M.S. Metropolitan Design
Cities are by their very nature under continuous cycles of urban transformations. Yet, there are a few instances in the history of a city that the drive producing these transformations is accelerated by a cultural momentum that can become tremendously innovative. Such occurrences often signal a new period of civic consciousness contributing toward the creation of a better quality of urban living.
The Metropolitan Design Program at the College of Design focuses on the challenges confronting 21st century cities. As demographic shifts continue to reshape the urban and suburban territory, there is evidence to indicate that today more people are choosing to live in cities, attracted perhaps by the rise of a knowledge-based economy and hoping to achieve professional goals while partaking in the excitement of a renewed cultural and civic lifestyle. Today, cities and, perhaps more precisely, cities and their specific regions, are being rediscovered as potential magnets of creative energy and innovation. These city-regions have been able to create new and distinctive growth economies and lifestyles based on their ability to weave their transformative efforts, blending together the physical with the cultural—an essential integration, shaped by the physiographic characteristics of each specific region. Successful cities manage change over time while providing a quality-of-life that values the regional ecology and the role of the arts as agents to reinforce local place and identity, while developing a system of well informed decision-making that is built from a vibrant public vision for the future.

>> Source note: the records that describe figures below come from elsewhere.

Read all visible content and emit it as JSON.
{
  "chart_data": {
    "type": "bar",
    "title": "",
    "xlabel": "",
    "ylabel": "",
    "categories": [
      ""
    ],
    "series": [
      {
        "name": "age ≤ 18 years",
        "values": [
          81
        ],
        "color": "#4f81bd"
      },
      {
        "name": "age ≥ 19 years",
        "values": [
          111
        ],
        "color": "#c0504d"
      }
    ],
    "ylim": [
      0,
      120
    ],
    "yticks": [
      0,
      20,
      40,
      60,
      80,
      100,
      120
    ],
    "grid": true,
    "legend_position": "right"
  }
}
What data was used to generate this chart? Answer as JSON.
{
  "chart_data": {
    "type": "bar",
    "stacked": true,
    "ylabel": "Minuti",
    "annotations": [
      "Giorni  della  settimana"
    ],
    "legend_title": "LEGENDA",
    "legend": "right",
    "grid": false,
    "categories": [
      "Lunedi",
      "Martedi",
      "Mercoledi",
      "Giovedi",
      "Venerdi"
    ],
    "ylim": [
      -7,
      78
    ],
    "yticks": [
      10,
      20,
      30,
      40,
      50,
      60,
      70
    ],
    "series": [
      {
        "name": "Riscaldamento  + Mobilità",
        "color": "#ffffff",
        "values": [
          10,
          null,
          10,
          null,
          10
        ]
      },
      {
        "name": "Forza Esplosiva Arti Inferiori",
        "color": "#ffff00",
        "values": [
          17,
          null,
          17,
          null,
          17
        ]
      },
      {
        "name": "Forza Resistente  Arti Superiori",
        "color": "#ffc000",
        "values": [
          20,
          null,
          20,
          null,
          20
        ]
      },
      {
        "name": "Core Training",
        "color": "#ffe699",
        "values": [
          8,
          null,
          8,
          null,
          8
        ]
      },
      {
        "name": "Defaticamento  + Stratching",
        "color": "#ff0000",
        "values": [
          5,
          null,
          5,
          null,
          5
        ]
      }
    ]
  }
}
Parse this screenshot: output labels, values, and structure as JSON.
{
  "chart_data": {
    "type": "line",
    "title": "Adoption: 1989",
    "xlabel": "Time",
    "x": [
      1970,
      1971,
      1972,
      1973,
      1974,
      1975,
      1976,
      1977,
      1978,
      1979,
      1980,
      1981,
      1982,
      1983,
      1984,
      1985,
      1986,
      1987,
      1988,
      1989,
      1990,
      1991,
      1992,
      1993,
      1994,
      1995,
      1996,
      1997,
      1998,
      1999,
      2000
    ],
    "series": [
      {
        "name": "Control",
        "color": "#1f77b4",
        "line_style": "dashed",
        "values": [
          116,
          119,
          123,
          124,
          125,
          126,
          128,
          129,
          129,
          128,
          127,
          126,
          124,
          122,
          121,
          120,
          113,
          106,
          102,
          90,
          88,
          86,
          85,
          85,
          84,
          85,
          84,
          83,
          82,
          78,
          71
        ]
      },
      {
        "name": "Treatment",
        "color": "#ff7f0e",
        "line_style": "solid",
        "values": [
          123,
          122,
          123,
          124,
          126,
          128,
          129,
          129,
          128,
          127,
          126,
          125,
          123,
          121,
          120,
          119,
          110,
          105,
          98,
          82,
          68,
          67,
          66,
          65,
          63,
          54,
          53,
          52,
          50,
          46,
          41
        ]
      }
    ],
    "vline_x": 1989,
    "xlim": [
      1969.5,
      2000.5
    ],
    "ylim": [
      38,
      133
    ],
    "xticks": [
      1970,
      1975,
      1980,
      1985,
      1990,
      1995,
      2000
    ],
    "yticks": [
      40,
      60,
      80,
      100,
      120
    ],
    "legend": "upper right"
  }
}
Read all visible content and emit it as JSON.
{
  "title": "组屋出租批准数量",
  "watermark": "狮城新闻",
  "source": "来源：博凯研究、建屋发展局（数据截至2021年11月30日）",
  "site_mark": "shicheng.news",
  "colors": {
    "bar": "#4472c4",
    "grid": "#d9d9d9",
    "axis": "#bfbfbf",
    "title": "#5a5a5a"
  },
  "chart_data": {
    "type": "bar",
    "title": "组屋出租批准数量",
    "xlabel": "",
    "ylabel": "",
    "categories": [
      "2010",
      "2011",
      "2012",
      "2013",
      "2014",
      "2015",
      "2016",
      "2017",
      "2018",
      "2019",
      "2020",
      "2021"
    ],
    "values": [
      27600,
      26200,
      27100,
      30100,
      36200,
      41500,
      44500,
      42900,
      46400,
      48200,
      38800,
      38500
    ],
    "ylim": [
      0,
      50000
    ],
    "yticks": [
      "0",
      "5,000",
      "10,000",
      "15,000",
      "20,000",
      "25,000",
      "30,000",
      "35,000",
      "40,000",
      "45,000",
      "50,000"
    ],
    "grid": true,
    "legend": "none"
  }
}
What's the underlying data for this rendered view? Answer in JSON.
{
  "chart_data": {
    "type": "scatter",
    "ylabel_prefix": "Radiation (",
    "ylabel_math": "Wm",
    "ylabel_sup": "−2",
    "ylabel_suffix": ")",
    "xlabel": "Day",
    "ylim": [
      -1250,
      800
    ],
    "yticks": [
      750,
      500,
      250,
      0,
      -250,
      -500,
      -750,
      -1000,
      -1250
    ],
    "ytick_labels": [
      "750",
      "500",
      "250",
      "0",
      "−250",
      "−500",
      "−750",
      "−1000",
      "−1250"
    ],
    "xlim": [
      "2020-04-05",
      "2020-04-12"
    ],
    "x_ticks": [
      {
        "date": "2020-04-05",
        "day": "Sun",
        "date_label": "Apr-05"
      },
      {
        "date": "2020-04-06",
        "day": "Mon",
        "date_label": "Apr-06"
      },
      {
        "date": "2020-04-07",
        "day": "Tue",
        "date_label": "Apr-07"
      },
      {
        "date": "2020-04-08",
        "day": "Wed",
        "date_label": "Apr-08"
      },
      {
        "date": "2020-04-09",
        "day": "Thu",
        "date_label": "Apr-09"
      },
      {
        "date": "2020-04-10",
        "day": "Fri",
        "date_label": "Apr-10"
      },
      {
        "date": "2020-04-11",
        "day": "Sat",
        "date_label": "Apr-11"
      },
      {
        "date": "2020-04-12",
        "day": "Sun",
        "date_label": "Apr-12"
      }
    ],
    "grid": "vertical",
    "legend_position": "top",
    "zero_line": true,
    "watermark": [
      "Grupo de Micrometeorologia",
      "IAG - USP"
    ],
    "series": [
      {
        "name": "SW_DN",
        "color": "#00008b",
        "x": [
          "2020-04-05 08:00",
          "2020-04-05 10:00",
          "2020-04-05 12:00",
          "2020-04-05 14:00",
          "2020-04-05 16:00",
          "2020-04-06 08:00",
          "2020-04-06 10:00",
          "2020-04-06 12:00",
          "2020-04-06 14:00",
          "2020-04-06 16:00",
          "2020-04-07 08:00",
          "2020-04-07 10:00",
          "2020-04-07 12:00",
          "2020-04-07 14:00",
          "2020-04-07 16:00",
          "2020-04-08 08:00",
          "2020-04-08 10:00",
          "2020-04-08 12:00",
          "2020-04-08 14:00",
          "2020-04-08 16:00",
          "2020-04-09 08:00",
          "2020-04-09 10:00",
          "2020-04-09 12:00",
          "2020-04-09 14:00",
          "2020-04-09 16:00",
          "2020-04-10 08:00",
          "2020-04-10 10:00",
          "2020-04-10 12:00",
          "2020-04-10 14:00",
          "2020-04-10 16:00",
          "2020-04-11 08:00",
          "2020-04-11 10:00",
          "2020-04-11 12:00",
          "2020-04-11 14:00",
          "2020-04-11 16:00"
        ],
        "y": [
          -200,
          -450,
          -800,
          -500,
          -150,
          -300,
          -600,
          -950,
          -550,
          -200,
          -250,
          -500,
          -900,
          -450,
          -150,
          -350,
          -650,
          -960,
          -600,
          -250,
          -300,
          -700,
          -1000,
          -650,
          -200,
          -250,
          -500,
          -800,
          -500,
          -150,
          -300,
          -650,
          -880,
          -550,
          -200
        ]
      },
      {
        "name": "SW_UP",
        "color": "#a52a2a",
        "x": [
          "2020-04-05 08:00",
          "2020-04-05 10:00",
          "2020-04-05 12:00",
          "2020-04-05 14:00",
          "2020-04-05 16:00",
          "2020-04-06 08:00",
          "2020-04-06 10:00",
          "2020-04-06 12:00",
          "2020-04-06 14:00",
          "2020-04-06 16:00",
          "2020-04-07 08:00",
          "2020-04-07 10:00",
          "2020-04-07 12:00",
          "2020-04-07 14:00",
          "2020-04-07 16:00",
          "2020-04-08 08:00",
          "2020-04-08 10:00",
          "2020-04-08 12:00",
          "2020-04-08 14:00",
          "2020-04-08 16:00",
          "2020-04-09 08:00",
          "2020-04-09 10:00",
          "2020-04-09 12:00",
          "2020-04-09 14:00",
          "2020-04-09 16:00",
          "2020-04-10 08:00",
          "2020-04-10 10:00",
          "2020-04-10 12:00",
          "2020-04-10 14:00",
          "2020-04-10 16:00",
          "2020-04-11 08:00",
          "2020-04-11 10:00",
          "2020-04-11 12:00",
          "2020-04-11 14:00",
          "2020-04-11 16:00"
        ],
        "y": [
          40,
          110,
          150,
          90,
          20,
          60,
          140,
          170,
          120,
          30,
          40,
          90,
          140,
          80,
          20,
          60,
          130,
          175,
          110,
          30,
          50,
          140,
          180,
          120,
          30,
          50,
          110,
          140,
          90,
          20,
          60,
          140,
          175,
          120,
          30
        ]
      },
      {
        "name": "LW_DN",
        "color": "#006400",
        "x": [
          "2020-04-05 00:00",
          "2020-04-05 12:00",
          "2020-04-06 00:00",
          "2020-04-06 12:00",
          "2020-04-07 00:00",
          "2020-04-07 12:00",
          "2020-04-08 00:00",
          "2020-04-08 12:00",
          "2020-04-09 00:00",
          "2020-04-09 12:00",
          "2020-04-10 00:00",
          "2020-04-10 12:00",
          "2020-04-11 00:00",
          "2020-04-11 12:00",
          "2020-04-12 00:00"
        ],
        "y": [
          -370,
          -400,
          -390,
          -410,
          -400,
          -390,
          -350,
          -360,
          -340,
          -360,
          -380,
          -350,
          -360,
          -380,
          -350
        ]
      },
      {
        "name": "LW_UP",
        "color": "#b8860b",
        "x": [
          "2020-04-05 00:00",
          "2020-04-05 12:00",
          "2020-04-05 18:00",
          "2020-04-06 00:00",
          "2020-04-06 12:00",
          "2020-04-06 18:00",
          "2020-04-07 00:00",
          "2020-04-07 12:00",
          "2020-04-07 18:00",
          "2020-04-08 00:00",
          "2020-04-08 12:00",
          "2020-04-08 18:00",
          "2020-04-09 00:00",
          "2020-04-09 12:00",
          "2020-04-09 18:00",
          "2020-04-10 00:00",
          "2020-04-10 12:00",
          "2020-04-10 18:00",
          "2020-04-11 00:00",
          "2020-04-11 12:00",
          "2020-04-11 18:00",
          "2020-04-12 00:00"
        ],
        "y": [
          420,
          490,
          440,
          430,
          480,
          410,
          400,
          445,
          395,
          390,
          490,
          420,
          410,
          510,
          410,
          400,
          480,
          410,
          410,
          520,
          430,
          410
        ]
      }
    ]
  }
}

To achieve this multifaceted view of the city, the College of Design at the University of Minnesota developed the M.S. Metropolitan Design Program with an expanded view of Urban and Metropolitan Design that weaves together knowledge from professional practice and current theoretical debates regarding the future of the city. The program is open for students having professional design/planning degrees and graduate students currently pursuing master’s degrees in architecture or landscape architecture.